Understanding the Eco-Geomorphologic Feedback of Coastal Marsh Under Sea Level Rise: Vegetation Dynamic Representations, Processes Interaction, and Parametric Sensitivity

A growing number of coastal eco-geomorphologic modeling studies have been conducted to understand coastal marsh evolution under sea-level rise (SLR). Although these models quantify marsh topographic change as a function of sedimentation and erosion, their representations of vegetation dynamics that control organic sedimentation differ. How vegetation dynamic schemes contribute to simulation outcomes is not well quantified.

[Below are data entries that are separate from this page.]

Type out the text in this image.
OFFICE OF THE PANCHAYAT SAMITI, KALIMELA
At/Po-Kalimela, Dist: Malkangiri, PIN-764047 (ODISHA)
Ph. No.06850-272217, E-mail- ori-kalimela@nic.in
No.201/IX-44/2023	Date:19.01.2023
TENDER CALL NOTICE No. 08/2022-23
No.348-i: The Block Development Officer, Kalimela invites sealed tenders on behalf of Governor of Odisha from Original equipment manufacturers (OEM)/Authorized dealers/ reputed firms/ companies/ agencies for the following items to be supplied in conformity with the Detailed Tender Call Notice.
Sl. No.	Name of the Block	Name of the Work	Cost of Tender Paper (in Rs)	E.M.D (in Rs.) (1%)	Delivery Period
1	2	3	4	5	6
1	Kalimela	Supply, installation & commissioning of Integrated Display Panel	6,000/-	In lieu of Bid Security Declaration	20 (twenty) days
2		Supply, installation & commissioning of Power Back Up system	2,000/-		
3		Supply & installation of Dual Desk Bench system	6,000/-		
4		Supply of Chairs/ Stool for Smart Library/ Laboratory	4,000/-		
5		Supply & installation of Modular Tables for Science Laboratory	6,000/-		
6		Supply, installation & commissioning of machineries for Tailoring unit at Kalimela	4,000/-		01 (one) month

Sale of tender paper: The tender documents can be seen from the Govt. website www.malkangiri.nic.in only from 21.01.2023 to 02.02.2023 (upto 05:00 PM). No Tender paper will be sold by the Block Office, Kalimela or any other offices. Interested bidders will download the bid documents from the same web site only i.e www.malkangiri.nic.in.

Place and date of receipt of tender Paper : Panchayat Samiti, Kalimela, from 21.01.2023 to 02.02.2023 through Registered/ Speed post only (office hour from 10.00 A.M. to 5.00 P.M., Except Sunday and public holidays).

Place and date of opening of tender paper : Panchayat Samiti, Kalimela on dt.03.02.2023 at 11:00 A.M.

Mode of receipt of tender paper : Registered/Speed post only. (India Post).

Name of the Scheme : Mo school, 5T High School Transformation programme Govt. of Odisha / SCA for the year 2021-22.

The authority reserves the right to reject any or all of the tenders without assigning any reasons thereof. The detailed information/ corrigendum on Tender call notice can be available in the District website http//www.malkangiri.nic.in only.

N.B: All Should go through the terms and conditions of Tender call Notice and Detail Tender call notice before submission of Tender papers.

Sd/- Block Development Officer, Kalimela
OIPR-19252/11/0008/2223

Additionally, the sensitivity of modeling outcomes to parameter selection in the available formulations has not been rigorously tested to date, especially under the influence of an accelerating SLR. In this study, we used a coastal eco-geomorphologic model with different vegetation dynamic schemes to investigate the eco-geomorphologic feedbacks of coastal marshes and parametric sensitivity under SLR scenarios. We found that marsh platform relief increased with SLR rate. The simulations with different vegetation schemes exhibited different spatial-temporal variations in elevation and biomass. The nonlinear Spartina scheme presented the most resilient prediction with generally the highest marsh accretion and vegetation biomass, and the least elevation relief under SLR. But the linear Spartina scheme predicts the lowest unvegetated-vegetated ratio. We also found that vegetation-related parameters and sediment diffusivity, which were not well measured or discussed in previous studies, were identified as some of the most critical parameters. Additionally, the model sensitivity to vegetation-related parameters increased with SLR rates. The identified most sensitive parameters may inform how to appropriately choose modeling representations of key processes and parameters for different coastal marsh landscapes under SLR and demonstrate the importance of future field measurements of these key parameters.